TheyaVue is a $15 supplement in a $131 bottle. The lutein and zeaxanthin doses are fine, but the rest of the label is underdosed to the point of irrelevance. The marketing is built for affiliate payouts, not patient outcomes.

If the 60-day refund window is your safety net, you can try it risk-free. But if you’re spending your own money and want real eye protection, buy an AREDS2-based formula and pocket the difference.

— Mara Vance

Here's what I'd actually do

If you have already read the label and you are willing to test it for six weeks against your own lab work, not against how you feel:

TheyaVue - High Converting Vision Offer sits in the middle band — defensible ingredient pool, unverifiable dosing, premium ClickBank-funnel pricing. The 60-day refund is your insurance. Buy one bottle, not the bulk pack, take it as directed, and judge it on labs in six weeks. Refund if it did nothing.

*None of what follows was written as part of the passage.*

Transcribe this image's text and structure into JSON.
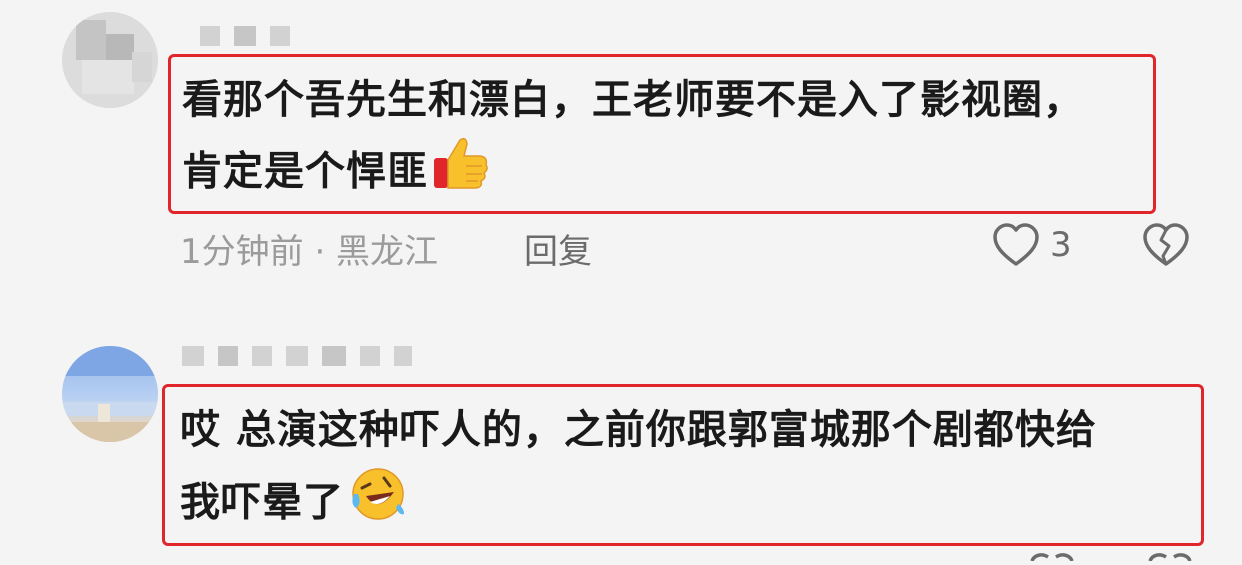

Don't buy this if: Do not buy this if you would not also pay for a basic metabolic panel to test whether it did anything. Without labs, you cannot tell the supplement from the placebo from the regression-to-the-mean.

Mara Vance · Hospice nurse, retired (RN, 28 years)

Sources and review method

Supplement Skeptic reviews compare the visible label and sales claims against published research, dose ranges used in human studies, safety guidance, checkout terms, and refund mechanics. This page is not medical advice.

  1. Vendor sales page — ClickBank-listed sales page (active as of catalog import)

Frequently asked questions

Is TheyaVue a scam?
No, it's a real product shipped to your door. The formula exists, and the refund is processed through ClickBank if you ask within 60 days. The issue is whether the formula is worth $131 — not whether the bottle arrives.
What does the clinical research say about the ingredients?
The AREDS2 trial established that 500mg vitamin C, 400IU vitamin E, 80mg zinc, and 2mg copper — combined with 10mg lutein and 2mg zeaxanthin — slow progression of moderate-to-advanced AMD. TheyaVue's vitamin/mineral doses are a fraction of that. Lutein and zeaxanthin alone at higher doses may support general eye health, but the formula as a whole is not a proven AMD intervention.
How does the 60-day refund work?
You email ClickBank support with your order number within 60 days of purchase. They process the refund, not the vendor. You'll get your money back in 3–7 business days. You may have to return the unused portion, but that's rarely enforced for single-bottle purchases.
Can I just buy the ingredients separately for less?
Yes. A month's supply of 20mg lutein/4mg zeaxanthin from a reputable brand costs around $15–$25. Generic bilberry, quercetin, and a basic multivitamin would add another $10. You'd get higher doses of the missing AREDS2 vitamins for less than half the price.